One of the clients would be Kibana which should be hosted on a different server of the same environment. For the requests from Kibana to ES to be authorized, Kibana should provide in its requests the "http_ca.crt" that was automatically generated when we instaleld ES (This is where I was totally lost!). To do that:

  1. Download http_ca.crt from ES's server located in /etc/elasticsearch/certs
  2. Upload that exact same cert on the Kibana server
  3. Precise the location in kibana.yml with elasticsearch.ssl.certificateAuthorities
    3.1 Example: elasticsearch.ssl.certificateAuthorities: [ "/etc/kibana/certs/http_ca.crt" ]
  4. Ready to go, requests are automatically and securely authorized by ES

Now, let's say that I would also like to request data from ES from my Node.js server:

  1. Download http_ca.crt from ES's server located in /etc/elasticsearch/certs
  2. Upload that exact same cert on the Node.js server
  3. Install the official Node.js client @ elastic/elasticsearch
    3.1. In the client initialization, specify the location of http_ca.crt
  4. Ready to go, requests are automatically and securely authorized by ES

Basically, for this to work we still need true , but we don't need to use a load balancer for that as we don't need to expose ES at all.

However, we still want to access the Kibana console on the public internet (e.g. or send requests to the REST endpoints of our Node.js server.

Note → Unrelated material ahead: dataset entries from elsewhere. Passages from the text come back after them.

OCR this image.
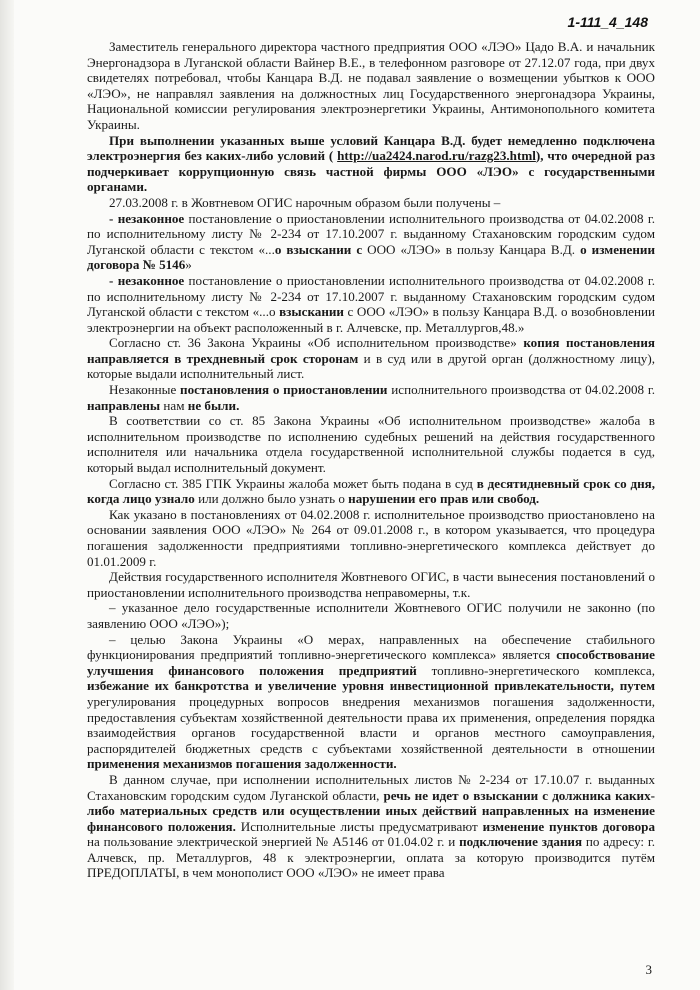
1-111_4_148

Заместитель генерального директора частного предприятия ООО «ЛЭО» Цадо В.А. и начальник Энергонадзора в Луганской области Вайнер В.Е., в телефонном разговоре от 27.12.07 года, при двух свидетелях потребовал, чтобы Канцара В.Д. не подавал заявление о возмещении убытков к ООО «ЛЭО», не направлял заявления на должностных лиц Государственного энергонадзора Украины, Национальной комиссии регулирования электроэнергетики Украины, Антимонопольного комитета Украины.

При выполнении указанных выше условий Канцара В.Д. будет немедленно подключена электроэнергия без каких-либо условий ( http://ua2424.narod.ru/razg23.html), что очередной раз подчеркивает коррупционную связь частной фирмы ООО «ЛЭО» с государственными органами.

27.03.2008 г. в Жовтневом ОГИС нарочным образом были получены –

- незаконное постановление о приостановлении исполнительного производства от 04.02.2008 г. по исполнительному листу № 2-234 от 17.10.2007 г. выданному Стахановским городским судом Луганской области с текстом «...о взыскании с ООО «ЛЭО» в пользу Канцара В.Д. о изменении договора № 5146»

- незаконное постановление о приостановлении исполнительного производства от 04.02.2008 г. по исполнительному листу № 2-234 от 17.10.2007 г. выданному Стахановским городским судом Луганской области с текстом «...о взыскании с ООО «ЛЭО» в пользу Канцара В.Д. о возобновлении электроэнергии на объект расположенный в г. Алчевске, пр. Металлургов,48.»

Согласно ст. 36 Закона Украины «Об исполнительном производстве» копия постановления направляется в трехдневный срок сторонам и в суд или в другой орган (должностному лицу), которые выдали исполнительный лист.

Незаконные постановления о приостановлении исполнительного производства от 04.02.2008 г. направлены нам не были.

В соответствии со ст. 85 Закона Украины «Об исполнительном производстве» жалоба в исполнительном производстве по исполнению судебных решений на действия государственного исполнителя или начальника отдела государственной исполнительной службы подается в суд, который выдал исполнительный документ.

Согласно ст. 385 ГПК Украины жалоба может быть подана в суд в десятидневный срок со дня, когда лицо узнало или должно было узнать о нарушении его прав или свобод.

Как указано в постановлениях от 04.02.2008 г. исполнительное производство приостановлено на основании заявления ООО «ЛЭО» № 264 от 09.01.2008 г., в котором указывается, что процедура погашения задолженности предприятиями топливно-энергетического комплекса действует до 01.01.2009 г.

Действия государственного исполнителя Жовтневого ОГИС, в части вынесения постановлений о приостановлении исполнительного производства неправомерны, т.к.

– указанное дело государственные исполнители Жовтневого ОГИС получили не законно (по заявлению ООО «ЛЭО»);

– целью Закона Украины «О мерах, направленных на обеспечение стабильного функционирования предприятий топливно-энергетического комплекса» является способствование улучшения финансового положения предприятий топливно-энергетического комплекса, избежание их банкротства и увеличение уровня инвестиционной привлекательности, путем урегулирования процедурных вопросов внедрения механизмов погашения задолженности, предоставления субъектам хозяйственной деятельности права их применения, определения порядка взаимодействия органов государственной власти и органов местного самоуправления, распорядителей бюджетных средств с субъектами хозяйственной деятельности в отношении применения механизмов погашения задолженности.

В данном случае, при исполнении исполнительных листов № 2-234 от 17.10.07 г. выданных Стахановским городским судом Луганской области, речь не идет о взыскании с должника каких-либо материальных средств или осуществлении иных действий направленных на изменение финансового положения. Исполнительные листы предусматривают изменение пунктов договора на пользование электрической энергией № А5146 от 01.04.02 г. и подключение здания по адресу: г. Алчевск, пр. Металлургов, 48 к электроэнергии, оплата за которую производится путём ПРЕДОПЛАТЫ, в чем монополист ООО «ЛЭО» не имеет права

3
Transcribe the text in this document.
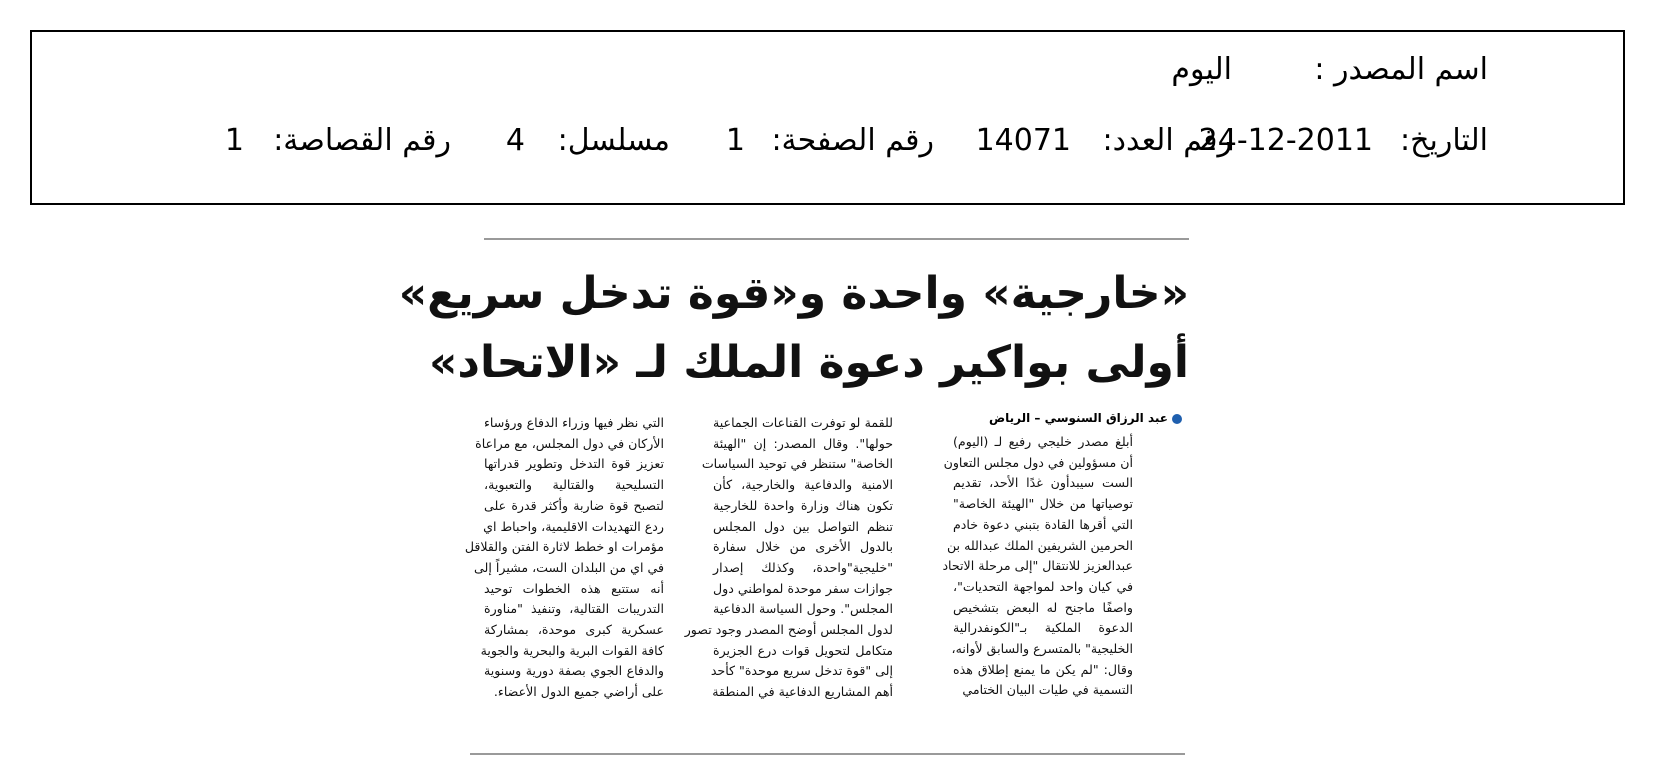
اسم المصدر :
اليوم
التاريخ:
24-12-2011
رقم العدد:
14071
رقم الصفحة:
1
مسلسل:
4
رقم القصاصة:
1
«خارجية» واحدة و«قوة تدخل سريع»
أولى بواكير دعوة الملك لـ «الاتحاد»
عبد الرزاق السنوسي – الرياض
أبلغ مصدر خليجي رفيع لـ (اليوم)
أن مسؤولين في دول مجلس التعاون
الست سيبدأون غدًا الأحد، تقديم
توصياتها من خلال "الهيئة الخاصة"
التي أقرها القادة بتبني دعوة خادم
الحرمين الشريفين الملك عبدالله بن
عبدالعزيز للانتقال "إلى مرحلة الاتحاد
في كيان واحد لمواجهة التحديات"،
واصفًا ماجنح له البعض بتشخيص
الدعوة الملكية بـ"الكونفدرالية
الخليجية" بالمتسرع والسابق لأوانه،
وقال: "لم يكن ما يمنع إطلاق هذه
التسمية في طيات البيان الختامي
للقمة لو توفرت القناعات الجماعية
حولها". وقال المصدر: إن "الهيئة
الخاصة" ستنظر في توحيد السياسات
الامنية والدفاعية والخارجية، كأن
تكون هناك وزارة واحدة للخارجية
تنظم التواصل بين دول المجلس
بالدول الأخرى من خلال سفارة
"خليجية"واحدة، وكذلك إصدار
جوازات سفر موحدة لمواطني دول
المجلس". وحول السياسة الدفاعية
لدول المجلس أوضح المصدر وجود تصور
متكامل لتحويل قوات درع الجزيرة
إلى "قوة تدخل سريع موحدة" كأحد
أهم المشاريع الدفاعية في المنطقة
التي نظر فيها وزراء الدفاع ورؤساء
الأركان في دول المجلس، مع مراعاة
تعزيز قوة التدخل وتطوير قدراتها
التسليحية والقتالية والتعبوية،
لتصبح قوة ضاربة وأكثر قدرة على
ردع التهديدات الاقليمية، واحباط اي
مؤمرات او خطط لاثارة الفتن والقلاقل
في اي من البلدان الست، مشيراً إلى
أنه ستتبع هذه الخطوات توحيد
التدريبات القتالية، وتنفيذ "مناورة
عسكرية كبرى موحدة، بمشاركة
كافة القوات البرية والبحرية والجوية
والدفاع الجوي بصفة دورية وسنوية
على أراضي جميع الدول الأعضاء.
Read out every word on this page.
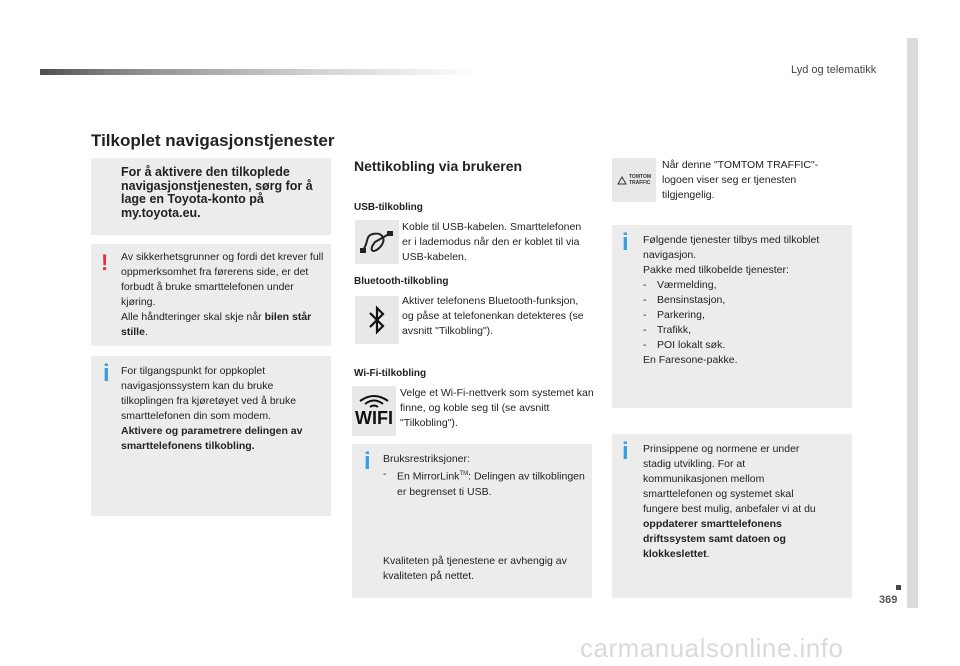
Lyd og telematikk
369
carmanualsonline.info
Tilkoplet navigasjonstjenester
For å aktivere den tilkoplede navigasjonstjenesten, sørg for å lage en Toyota-konto på my.toyota.eu.
! Av sikkerhetsgrunner og fordi det krever full oppmerksomhet fra førerens side, er det forbudt å bruke smarttelefonen under kjøring.
Alle håndteringer skal skje når bilen står stille.
i For tilgangspunkt for oppkoplet navigasjonssystem kan du bruke tilkoplingen fra kjøretøyet ved å bruke smarttelefonen din som modem.
Aktivere og parametrere delingen av smarttelefonens tilkobling.
Nettikobling via brukeren
USB-tilkobling
Koble til USB-kabelen. Smarttelefonen er i lademodus når den er koblet til via USB-kabelen.
Bluetooth-tilkobling
Aktiver telefonens Bluetooth-funksjon, og påse at telefonenkan detekteres (se avsnitt "Tilkobling").
Wi-Fi-tilkobling
WIFI
Velge et Wi-Fi-nettverk som systemet kan finne, og koble seg til (se avsnitt "Tilkobling").
i Bruksrestriksjoner:

-	En MirrorLink™: Delingen av tilkoblingen er begrenset ti USB.
Kvaliteten på tjenestene er avhengig av kvaliteten på nettet.
TOMTOM
TRAFFIC
Når denne "TOMTOM TRAFFIC"-logoen viser seg er tjenesten tilgjengelig.
i Følgende tjenester tilbys med tilkoblet navigasjon.
Pakke med tilkobelde tjenester:
- Værmelding,
- Bensinstasjon,
- Parkering,
- Trafikk,
- POI lokalt søk.
En Faresone-pakke.
i Prinsippene og normene er under stadig utvikling. For at kommunikasjonen mellom smarttelefonen og systemet skal fungere best mulig, anbefaler vi at du oppdaterer smarttelefonens driftssystem samt datoen og klokkeslettet.
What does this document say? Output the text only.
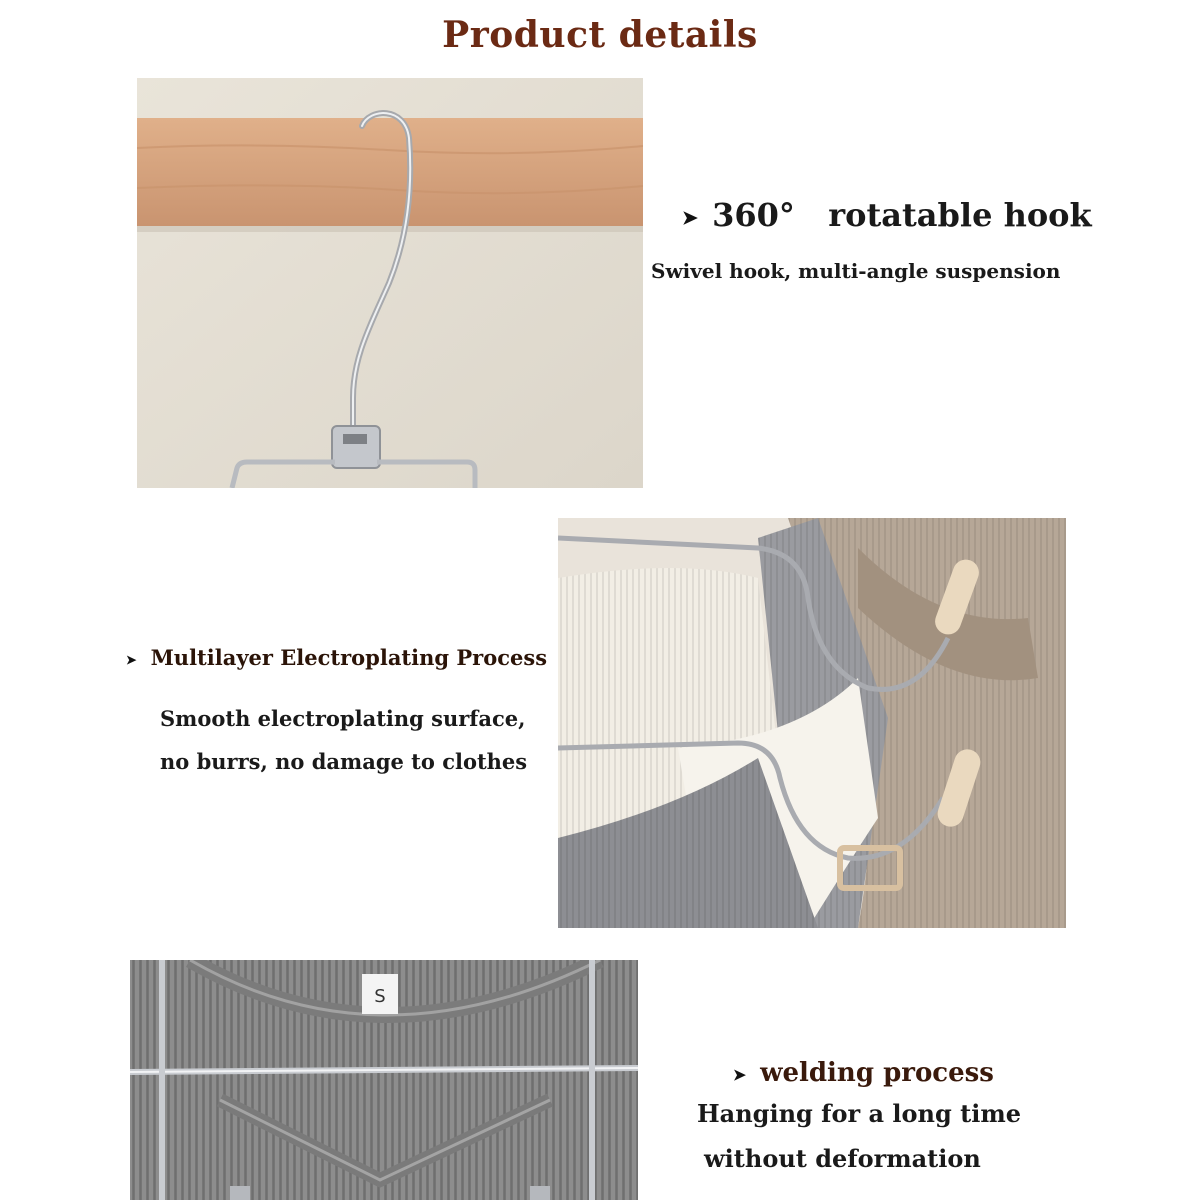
Product details
➤ 360°   rotatable hook
Swivel hook, multi-angle suspension
➤ Multilayer Electroplating Process
Smooth electroplating surface,
no burrs, no damage to clothes
S
➤ welding process
Hanging for a long time
without deformation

This is where we would use Nginx to expose them securely using a different TLS certificate (that we are probably already using to expose our other servers) or adding basic auth (which is already added to Kibana by default).

And to make it safe for production, just follow the important settings and system config docs.

So this is how it works, right?

No, this is not correct.

The http_ca.crt is effectively public information. It is the certificate of the CA that issued the Elasticsearch cluster's HTTP server certificate. It is not a secret, and it is not a credential.
Kibana needs a copy of it so that it can trust the HTTP service on the Elasticsearch nodes (by default, the HTTP service is not signed by a public CA and will not be automatically trusted).

Kibana has its own set of credentials for connecting to Elasticsearch. The recommendation is to use what is referred to as a "service token". If you follow the automatic enrollment process Kibana will request a service token from Elasticsearch and save it locally so that you do not need to perform any manual configuration.

Steps 1-3 are correct, but you can also use the CA fingerprint instead of copying the whole ".crt" file around, if you would prefer.

As with Kibana, step 4 is not correct. The HTTP CA is not a credential, and it will not authenticate your node.js service to Elasticsearch.
Instead, you need to use one of the authentication methods described in the docs. Typically either an API Key or Basic Authentication.